Friday, September 03, 2004

"Love is a flower
Best left unpicked
By the hand of mortal man"
He said to me
One autumn evening
By the pillar of fire and ice.
With a heart that keeps on beating,
He shows of lovers cheating,
Of death most foul and dark,
Thus falls the chirping lark -
Then, a silence falls upon the hill
A spirit weeps a sea of tears
And we watch in agony
Until the mad hatter
Makes us forget
While days become years
Till one day we see again
The pictures on our walls
That decorate these halls
Most hallowed
And before we are allowed
To think too deep
We must depart
To the final sleep.




Normally, I hate poems like this, but this one's different, because it's by me.
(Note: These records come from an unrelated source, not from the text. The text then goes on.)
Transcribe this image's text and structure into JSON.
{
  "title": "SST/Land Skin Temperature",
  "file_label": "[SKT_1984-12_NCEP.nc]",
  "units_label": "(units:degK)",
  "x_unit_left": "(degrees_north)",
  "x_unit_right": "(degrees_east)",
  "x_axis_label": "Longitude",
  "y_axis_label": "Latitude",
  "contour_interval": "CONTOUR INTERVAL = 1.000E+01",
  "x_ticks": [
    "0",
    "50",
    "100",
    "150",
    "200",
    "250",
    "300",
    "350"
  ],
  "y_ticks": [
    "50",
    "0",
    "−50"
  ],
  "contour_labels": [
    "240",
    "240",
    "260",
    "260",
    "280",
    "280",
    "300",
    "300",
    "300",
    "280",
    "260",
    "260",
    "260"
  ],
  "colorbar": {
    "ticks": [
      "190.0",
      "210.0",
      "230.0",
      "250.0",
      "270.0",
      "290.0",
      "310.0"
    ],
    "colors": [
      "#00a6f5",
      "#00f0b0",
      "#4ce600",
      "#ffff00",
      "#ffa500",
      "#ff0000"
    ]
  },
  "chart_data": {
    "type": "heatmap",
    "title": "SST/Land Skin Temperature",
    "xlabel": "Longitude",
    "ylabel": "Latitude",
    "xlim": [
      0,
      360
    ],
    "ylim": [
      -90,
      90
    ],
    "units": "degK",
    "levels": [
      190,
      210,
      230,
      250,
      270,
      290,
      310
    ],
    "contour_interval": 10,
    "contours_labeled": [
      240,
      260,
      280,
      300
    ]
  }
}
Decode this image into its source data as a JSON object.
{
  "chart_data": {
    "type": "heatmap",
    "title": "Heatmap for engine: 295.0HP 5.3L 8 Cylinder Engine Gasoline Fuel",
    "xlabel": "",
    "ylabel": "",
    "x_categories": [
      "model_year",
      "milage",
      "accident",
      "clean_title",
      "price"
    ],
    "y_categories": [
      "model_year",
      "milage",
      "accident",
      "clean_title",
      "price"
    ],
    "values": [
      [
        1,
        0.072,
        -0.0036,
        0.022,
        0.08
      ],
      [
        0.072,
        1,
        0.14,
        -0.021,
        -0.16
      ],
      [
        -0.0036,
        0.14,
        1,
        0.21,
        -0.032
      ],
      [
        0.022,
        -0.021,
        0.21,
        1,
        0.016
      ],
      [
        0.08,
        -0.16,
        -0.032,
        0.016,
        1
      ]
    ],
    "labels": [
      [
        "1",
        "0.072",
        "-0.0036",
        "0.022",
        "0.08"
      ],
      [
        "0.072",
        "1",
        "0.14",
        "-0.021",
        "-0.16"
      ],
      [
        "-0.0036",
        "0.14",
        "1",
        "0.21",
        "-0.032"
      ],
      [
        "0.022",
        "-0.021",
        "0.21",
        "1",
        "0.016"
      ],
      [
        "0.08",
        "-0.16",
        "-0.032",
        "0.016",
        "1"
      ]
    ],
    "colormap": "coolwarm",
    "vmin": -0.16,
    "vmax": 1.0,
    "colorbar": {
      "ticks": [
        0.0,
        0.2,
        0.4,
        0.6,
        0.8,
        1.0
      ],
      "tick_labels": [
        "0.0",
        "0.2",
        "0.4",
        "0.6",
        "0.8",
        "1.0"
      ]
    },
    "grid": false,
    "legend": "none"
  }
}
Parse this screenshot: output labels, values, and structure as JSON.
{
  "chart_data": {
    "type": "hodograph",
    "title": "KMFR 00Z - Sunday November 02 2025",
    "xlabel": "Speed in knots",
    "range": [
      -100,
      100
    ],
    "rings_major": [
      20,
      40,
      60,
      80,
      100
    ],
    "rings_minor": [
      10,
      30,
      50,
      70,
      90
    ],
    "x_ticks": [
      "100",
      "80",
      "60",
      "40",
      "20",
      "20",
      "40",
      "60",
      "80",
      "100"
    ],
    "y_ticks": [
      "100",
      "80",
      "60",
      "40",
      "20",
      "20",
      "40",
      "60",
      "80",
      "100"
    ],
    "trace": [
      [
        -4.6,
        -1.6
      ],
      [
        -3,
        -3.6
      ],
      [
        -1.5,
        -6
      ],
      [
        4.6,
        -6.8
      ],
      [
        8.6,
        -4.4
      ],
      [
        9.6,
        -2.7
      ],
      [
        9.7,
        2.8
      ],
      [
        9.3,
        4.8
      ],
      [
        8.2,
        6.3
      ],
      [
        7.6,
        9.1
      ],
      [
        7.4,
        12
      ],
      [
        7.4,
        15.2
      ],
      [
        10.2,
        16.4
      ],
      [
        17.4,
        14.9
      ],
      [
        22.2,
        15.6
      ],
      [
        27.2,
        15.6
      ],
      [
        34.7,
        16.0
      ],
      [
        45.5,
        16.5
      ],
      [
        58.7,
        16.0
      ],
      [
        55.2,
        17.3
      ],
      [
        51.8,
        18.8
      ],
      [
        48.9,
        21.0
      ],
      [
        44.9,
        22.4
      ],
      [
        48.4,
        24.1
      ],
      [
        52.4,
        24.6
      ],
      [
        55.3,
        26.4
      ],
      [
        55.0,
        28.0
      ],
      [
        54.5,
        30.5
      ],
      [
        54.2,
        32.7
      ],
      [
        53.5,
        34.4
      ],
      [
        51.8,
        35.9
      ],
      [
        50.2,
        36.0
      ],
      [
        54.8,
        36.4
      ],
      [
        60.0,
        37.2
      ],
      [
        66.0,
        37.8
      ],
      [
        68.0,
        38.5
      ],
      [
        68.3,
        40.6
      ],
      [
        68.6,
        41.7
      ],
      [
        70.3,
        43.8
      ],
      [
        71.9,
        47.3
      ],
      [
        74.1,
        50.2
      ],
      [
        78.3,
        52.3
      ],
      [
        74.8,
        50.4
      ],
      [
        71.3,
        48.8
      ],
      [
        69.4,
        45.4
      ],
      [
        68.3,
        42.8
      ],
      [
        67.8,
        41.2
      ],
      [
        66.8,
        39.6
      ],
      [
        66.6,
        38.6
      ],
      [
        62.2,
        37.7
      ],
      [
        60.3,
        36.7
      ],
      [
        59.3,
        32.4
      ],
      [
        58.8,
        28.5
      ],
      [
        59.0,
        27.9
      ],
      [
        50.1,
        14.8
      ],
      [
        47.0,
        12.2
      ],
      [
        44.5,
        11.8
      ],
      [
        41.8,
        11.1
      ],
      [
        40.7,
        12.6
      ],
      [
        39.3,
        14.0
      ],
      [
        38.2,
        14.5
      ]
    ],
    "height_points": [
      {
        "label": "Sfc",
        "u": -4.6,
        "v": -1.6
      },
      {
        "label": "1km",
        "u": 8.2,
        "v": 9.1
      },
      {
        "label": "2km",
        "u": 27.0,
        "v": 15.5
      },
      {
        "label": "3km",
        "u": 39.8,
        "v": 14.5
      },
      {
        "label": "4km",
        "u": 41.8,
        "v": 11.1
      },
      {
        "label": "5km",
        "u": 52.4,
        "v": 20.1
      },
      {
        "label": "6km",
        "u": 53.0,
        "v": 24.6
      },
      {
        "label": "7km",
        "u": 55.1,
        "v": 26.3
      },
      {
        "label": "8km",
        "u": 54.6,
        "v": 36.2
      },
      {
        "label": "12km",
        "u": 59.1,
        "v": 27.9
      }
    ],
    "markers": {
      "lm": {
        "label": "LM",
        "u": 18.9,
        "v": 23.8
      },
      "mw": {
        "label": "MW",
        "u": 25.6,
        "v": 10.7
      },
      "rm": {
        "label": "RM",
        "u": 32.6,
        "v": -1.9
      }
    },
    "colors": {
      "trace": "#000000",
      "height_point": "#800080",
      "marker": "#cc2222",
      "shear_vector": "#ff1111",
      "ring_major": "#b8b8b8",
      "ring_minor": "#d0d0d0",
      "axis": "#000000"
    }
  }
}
I don't know whether this is autobiographical or not, probably not, but must I analyze everything? I wonder which poets I have ripped off this time (oh how I wish I were just joking!).

3 comments:

Jenny said...

only poet reference I noticed was frost (I suck eh? meh)

was this:

And before we are allowed
To think to deep
We must depart

supposed to be this:

And before we are allowed
To think too deep
We must depart

?

AKM said...

Ah, indeed, that was a typo, thanks Miss Zhu :)

This poem is a bit more focussed, although I don't know how it goes from love to memory, time, and death. I think I was thinking about memories a lot that day, and time was added on as a vague reference to Eyeless In Gaza I think. I believe there was a line in the book about the mad jester shuffling cards and randomly dealing them out, and that represented how we remember things from the past.

Jenny said...

we remember things from the past in such a way? I thought we didn't store memories..

here's what I assume (based on agreeing with parts of my cognitive psyc lecturer and disagreeing with other parts.. lots of disagreeing actually)

we store very little but this small amount that we do remember is recalled when we use our basal ganglia (is that the right section? I can't remember if it is.. :() to reconstruct our 'memories'. usually we can create our past in our mind accurately enough to make us feel as though our idea of reality.. IS.